During July, retail inflation shot up to nearly 2-year high of 6.07 percent, above the RBI's comfort level, on surge in prices of food items as demand for sugar, oil and fats and spices rose ahead of the festival season.
The Government has fixed an inflation target of 4 percent, with a range of plus or minus 2 per cent, for next five years under the new monetary policy framework agreement reached with the Reserve Bank.
Asked if there was further room to cut interest rate, Rajan said RBI has used every room available to cut interest
rate. "The point is to keep it low over a sustained period. we can't just follow inflation of the moment and say we have plenty of room... Much of our communication was about explaining we didn't have that much room because there were other factors which would come into the play. We used all the rooms whenever we had the room," he told Karan Thapar in an interview on India Today news channel.

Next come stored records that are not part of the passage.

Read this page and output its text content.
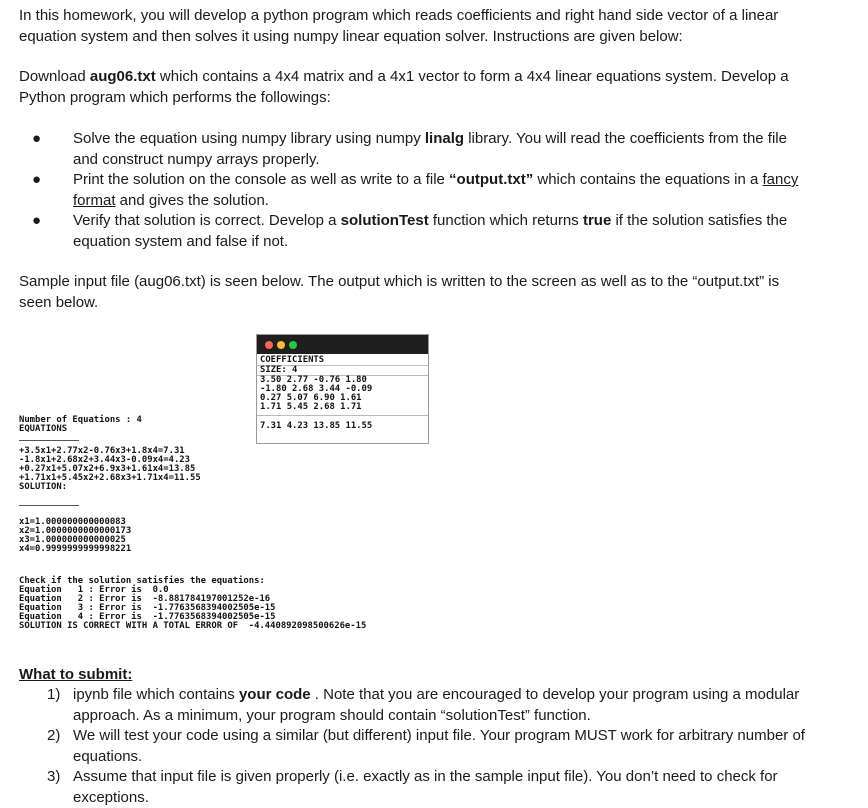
In this homework, you will develop a python program which reads coefficients and right hand side vector of a linear
equation system and then solves it using numpy linear equation solver. Instructions are given below:
Download aug06.txt which contains a 4x4 matrix and a 4x1 vector to form a 4x4 linear equations system. Develop a
Python program which performs the followings:
●	Solve the equation using numpy library using numpy linalg library. You will read the coefficients from the file
and construct numpy arrays properly.
●	Print the solution on the console as well as write to a file “output.txt” which contains the equations in a fancy
format and gives the solution.
●	Verify that solution is correct. Develop a solutionTest function which returns true if the solution satisfies the
equation system and false if not.
Sample input file (aug06.txt) is seen below. The output which is written to the screen as well as to the “output.txt” is
seen below.
COEFFICIENTS
SIZE: 4
3.50 2.77 -0.76 1.80
-1.80 2.68 3.44 -0.09
0.27 5.07 6.90 1.61
1.71 5.45 2.68 1.71
7.31 4.23 13.85 11.55
Number of Equations : 4
EQUATIONS
+3.5x1+2.77x2-0.76x3+1.8x4=7.31
-1.8x1+2.68x2+3.44x3-0.09x4=4.23
+0.27x1+5.07x2+6.9x3+1.61x4=13.85
+1.71x1+5.45x2+2.68x3+1.71x4=11.55
SOLUTION:
x1=1.000000000000083
x2=1.0000000000000173
x3=1.000000000000025
x4=0.9999999999998221
Check if the solution satisfies the equations:
Equation   1 : Error is  0.0
Equation   2 : Error is  -8.881784197001252e-16
Equation   3 : Error is  -1.7763568394002505e-15
Equation   4 : Error is  -1.7763568394002505e-15
SOLUTION IS CORRECT WITH A TOTAL ERROR OF  -4.440892098500626e-15
What to submit:
1) ipynb file which contains your code . Note that you are encouraged to develop your program using a modular
approach. As a minimum, your program should contain “solutionTest” function.
2) We will test your code using a similar (but different) input file. Your program MUST work for arbitrary number of
equations.
3) Assume that input file is given properly (i.e. exactly as in the sample input file). You don’t need to check for
exceptions.
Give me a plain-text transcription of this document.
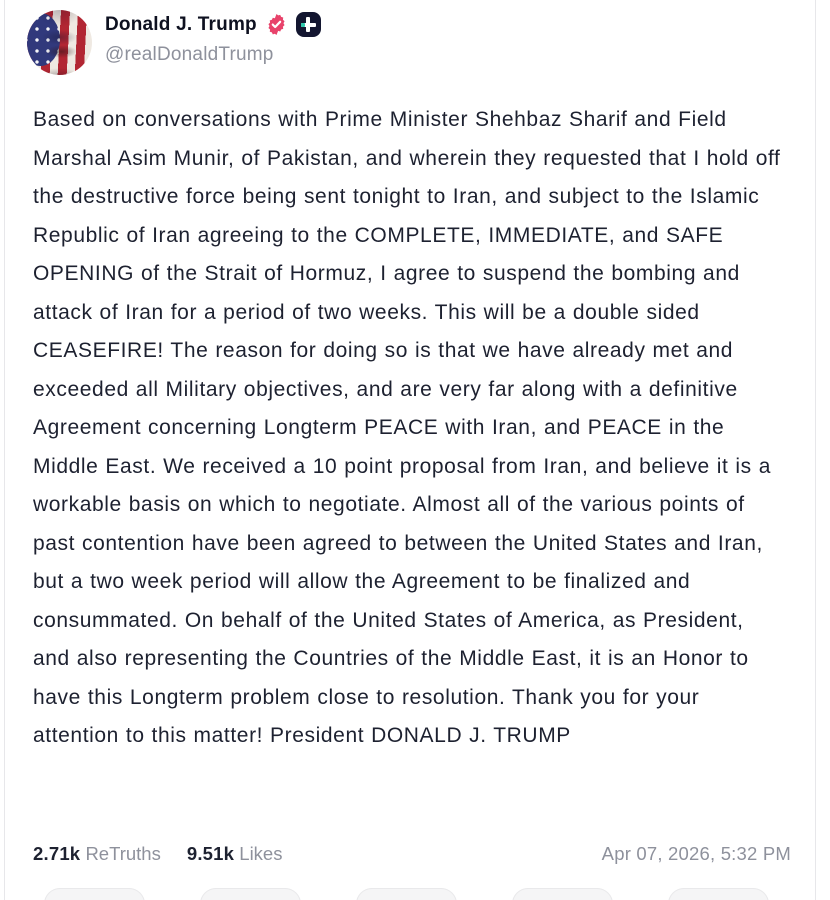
Donald J. Trump
@realDonaldTrump
Based on conversations with Prime Minister Shehbaz Sharif and Field Marshal Asim Munir, of Pakistan, and wherein they requested that I hold off the destructive force being sent tonight to Iran, and subject to the Islamic Republic of Iran agreeing to the COMPLETE, IMMEDIATE, and SAFE OPENING of the Strait of Hormuz, I agree to suspend the bombing and attack of Iran for a period of two weeks. This will be a double sided CEASEFIRE! The reason for doing so is that we have already met and exceeded all Military objectives, and are very far along with a definitive Agreement concerning Longterm PEACE with Iran, and PEACE in the Middle East. We received a 10 point proposal from Iran, and believe it is a workable basis on which to negotiate. Almost all of the various points of past contention have been agreed to between the United States and Iran, but a two week period will allow the Agreement to be finalized and consummated. On behalf of the United States of America, as President, and also representing the Countries of the Middle East, it is an Honor to have this Longterm problem close to resolution. Thank you for your attention to this matter! President DONALD J. TRUMP
2.71k ReTruths 9.51k Likes	Apr 07, 2026, 5:32 PM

Since January 2015, the RBI has slashed its benchmark lending rate by 1.5 percent.
When asked why banks did not fully transmit the rate cut benefits to the customers, Rajan said, "The primary problem in passing through was partly a weak economy where there was not that much credit demand. So as they cut interest rate, they lost income from existing client but did not get any new clients. So that was one concern they had.
"So they were caught in Catch 22. Some were trying to protect their income because they had stressed balance sheets
and so they were not expanding their balance sheet," he said.
He also said that cleaning up of balance sheet exercise should be largely over by March 2017.